Okay, after seeing some of the amazing work posted in the image sharing section regarding meniscus lenses, I decided to try a few things with some smaller petzvals I currently have....

I have a 9" F4 darlot and a 5" F4 darlot. Both are lantern lenses, but they exhibit some interesting effects if I just use the front elements. So far so good. I realize that the focal length is approximately doubled as a result, but does that also apply to the effective aperture? Will they both approximately be F8 lenses? I'm looking forward to trying some of these combinations out when the weather gets a little warmer here!

Mark Sawyer

26-Jan-2011, 12:17

Okay, after seeing some of the amazing work posted in the image sharing section regarding meniscus lenses, I decided to try a few things with some smaller petzvals I currently have....

I have a 9" F4 darlot and a 5" F4 darlot... the focal length is approximately doubled as a result, but does that also apply to the effective aperture? Will they both approximately be F8 lenses?

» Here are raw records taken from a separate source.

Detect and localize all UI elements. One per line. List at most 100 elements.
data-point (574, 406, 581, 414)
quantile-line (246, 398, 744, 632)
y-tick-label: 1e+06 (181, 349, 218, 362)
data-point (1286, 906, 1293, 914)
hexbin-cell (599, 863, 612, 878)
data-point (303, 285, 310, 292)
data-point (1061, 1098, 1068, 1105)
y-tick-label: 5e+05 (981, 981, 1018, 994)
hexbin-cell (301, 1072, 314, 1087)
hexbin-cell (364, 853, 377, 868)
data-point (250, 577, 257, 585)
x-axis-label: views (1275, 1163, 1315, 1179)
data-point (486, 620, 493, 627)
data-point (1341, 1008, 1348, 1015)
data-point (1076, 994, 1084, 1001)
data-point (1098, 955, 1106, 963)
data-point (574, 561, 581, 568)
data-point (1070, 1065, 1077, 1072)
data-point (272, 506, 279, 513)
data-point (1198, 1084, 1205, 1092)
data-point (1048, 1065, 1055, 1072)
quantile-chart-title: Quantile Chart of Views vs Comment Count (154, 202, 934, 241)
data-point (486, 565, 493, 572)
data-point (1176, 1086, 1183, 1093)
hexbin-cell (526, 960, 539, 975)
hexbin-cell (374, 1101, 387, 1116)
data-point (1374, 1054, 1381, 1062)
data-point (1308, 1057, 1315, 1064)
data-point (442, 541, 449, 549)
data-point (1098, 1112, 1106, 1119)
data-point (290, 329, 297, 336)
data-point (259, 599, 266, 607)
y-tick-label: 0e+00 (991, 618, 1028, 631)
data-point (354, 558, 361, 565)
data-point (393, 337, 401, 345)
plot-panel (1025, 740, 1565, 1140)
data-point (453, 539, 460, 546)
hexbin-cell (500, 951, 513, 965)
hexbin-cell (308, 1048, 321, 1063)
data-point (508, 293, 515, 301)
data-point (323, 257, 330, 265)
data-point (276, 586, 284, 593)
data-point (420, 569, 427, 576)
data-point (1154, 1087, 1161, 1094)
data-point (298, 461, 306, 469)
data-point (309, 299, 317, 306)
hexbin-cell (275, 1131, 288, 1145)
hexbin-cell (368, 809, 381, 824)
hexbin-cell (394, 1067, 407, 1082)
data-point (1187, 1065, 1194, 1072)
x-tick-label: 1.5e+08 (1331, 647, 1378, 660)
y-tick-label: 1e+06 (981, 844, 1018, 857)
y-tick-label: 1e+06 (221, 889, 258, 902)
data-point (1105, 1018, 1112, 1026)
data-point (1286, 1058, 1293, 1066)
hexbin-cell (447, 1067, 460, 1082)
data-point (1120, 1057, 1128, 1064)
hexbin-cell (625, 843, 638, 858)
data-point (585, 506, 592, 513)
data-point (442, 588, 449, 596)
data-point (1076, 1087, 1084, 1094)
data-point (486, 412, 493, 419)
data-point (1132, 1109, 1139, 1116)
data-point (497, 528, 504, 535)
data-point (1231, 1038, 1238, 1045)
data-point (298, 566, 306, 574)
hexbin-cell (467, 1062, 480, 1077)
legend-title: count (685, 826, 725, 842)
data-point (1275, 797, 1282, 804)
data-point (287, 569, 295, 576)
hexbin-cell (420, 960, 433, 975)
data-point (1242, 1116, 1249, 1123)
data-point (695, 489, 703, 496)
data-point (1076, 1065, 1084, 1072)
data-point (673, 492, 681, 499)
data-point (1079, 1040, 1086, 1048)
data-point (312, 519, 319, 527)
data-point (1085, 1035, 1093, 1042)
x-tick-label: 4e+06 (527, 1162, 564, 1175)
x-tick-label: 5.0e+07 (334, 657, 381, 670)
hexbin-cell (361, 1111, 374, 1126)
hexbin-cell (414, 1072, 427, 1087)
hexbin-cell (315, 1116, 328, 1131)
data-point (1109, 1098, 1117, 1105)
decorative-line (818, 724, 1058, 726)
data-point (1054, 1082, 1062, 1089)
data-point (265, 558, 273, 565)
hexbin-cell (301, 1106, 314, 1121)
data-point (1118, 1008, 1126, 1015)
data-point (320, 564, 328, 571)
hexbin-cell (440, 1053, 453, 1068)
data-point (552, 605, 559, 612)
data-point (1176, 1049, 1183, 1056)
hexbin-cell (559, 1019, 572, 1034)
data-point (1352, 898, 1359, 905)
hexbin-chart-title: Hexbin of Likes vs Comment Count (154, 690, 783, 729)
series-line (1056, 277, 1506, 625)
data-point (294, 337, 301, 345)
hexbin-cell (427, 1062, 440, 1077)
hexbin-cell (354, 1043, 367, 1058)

Yes! Just measure the bellows extension and divide by the diameter of the lens to find your true f/stop at any given focal length. If at infinity, your 9" f/4 lens now focuses at 18", you divide the 2.25" diameter into 18 instead of 9, which gives 8 instead of 4. Piece of cake! The same formula is an easy way to figure the true f/stop after bellows extension too, much simpler than "the square of this divided by the square of that..."

Steven Tribe

27-Jan-2011, 06:59

"I realize that the focal length is approximately doubled as a result".

In some cases, perhaps.

But the Petzval design is not dependent on the efl of the two halves being the same. In fact, I believe that the front achromat is always shorter than the rear doublet.

An example: I have a projection Busch petzval that has a combined efl of 4.5". The achromat gives an approximate efl of 6.25" whilst the rear set have 13.5" efl. This matches well with the usual approximation 1/x + 1/y = 1/combination efl.

This one of the reasons the achromat from a Petzval is so useful. The efl doesn't get as long as half a single rectilinear does and the f value is quite high.